Hard News by Russell Brown

78

Media Take: The creeping politicisation of the OIA

Brent Edwards' story last week on official advice to ministers on child poverty was interesting not only for its substance, but its circumstance.

Edwards explained on Morning Report that he originally requested the first of the documents (some of them now nearly two years old) May last year.

It took a complaint to the Ombudsman's Office to force former Social Development Minister Paula Bennett to release the information - but even then she managed to delay the release:

" ... and even twice before the election I was contacted by the Ombudsman's office and told that the minister's office had … agreed to the release the information and asking if I had received it. Well I had not. And of course as you say child poverty was a campaign issue. But these reports were only finally sent to me well after the election."

This seems a clear and evident breach of the Official Information Act 1982, which requires such information to be released as soon as practically possible, and a decision to be made within a maximum of 20 days -- but carries no sanction for agencies that fail to comply.

On Morning Report the next day, the Prime Minister explained that the government deliberately flouts that law:

"Sometimes we wait the 20 days because, in the end, Government might take the view that's in our best interest to do that."

Things may actually be considerably worse than that in parts of the public sector. Shortly before the election, David Fisher reported this story for the Herald:

A former high-ranking Customs lawyer says he resigned from his job after allegedly being told to bury information that could embarrass the Government.

Curtis Gregorash said he was told by senior Customs executives to refuse Official Information Act and Privacy Act requests, which he believed was at the direction of former Customs Minister Maurice Williamson.

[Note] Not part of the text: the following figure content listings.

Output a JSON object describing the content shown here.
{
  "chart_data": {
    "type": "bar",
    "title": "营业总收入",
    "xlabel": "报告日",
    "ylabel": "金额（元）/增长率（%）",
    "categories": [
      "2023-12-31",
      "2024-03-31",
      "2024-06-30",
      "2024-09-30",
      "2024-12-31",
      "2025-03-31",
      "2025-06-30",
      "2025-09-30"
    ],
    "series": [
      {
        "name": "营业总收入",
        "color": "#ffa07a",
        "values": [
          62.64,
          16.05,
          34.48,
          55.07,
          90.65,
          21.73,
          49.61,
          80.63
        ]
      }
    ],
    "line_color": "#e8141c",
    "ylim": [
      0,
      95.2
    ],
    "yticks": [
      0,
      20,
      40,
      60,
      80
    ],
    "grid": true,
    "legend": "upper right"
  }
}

That has sparked a wide-ranging inquiry by an "appalled" Chief Ombudsman. But it seems it's just the tip of the iceberg of an increasingly politicised environment around the Official Information Act, one where it's the default to withold and delay. Check out the number of requests to Child, Youth and Family marked "long overdue" on FYI. Marvel at the correspondence around this still-unfulfilled request seeking details of the "coinciding requests" that supposedly prompted Cameron Slater's fast-track access to an SIS briefing.

Fisher gave a speech to around a hundred public officials in Wellington last week, in which he traced a change that he believes took hold in the last term of the Clark government and has created an environment dominated by media management, obstruction and political interference.

I'd post the whole thing if I could (and I reckon the Herald should, because it's great), but you can also see David Fisher discuss his conclusions, along with barrister and journalist Catriona MacLennan, on last night's MediaTake. Go have a look.

I realise that there is another side to this: the sheer weight of requests, often themselves highly political, or near-vexatious, that suck up resources. But I still think we have real problems with a transparency law that once proudly led the world.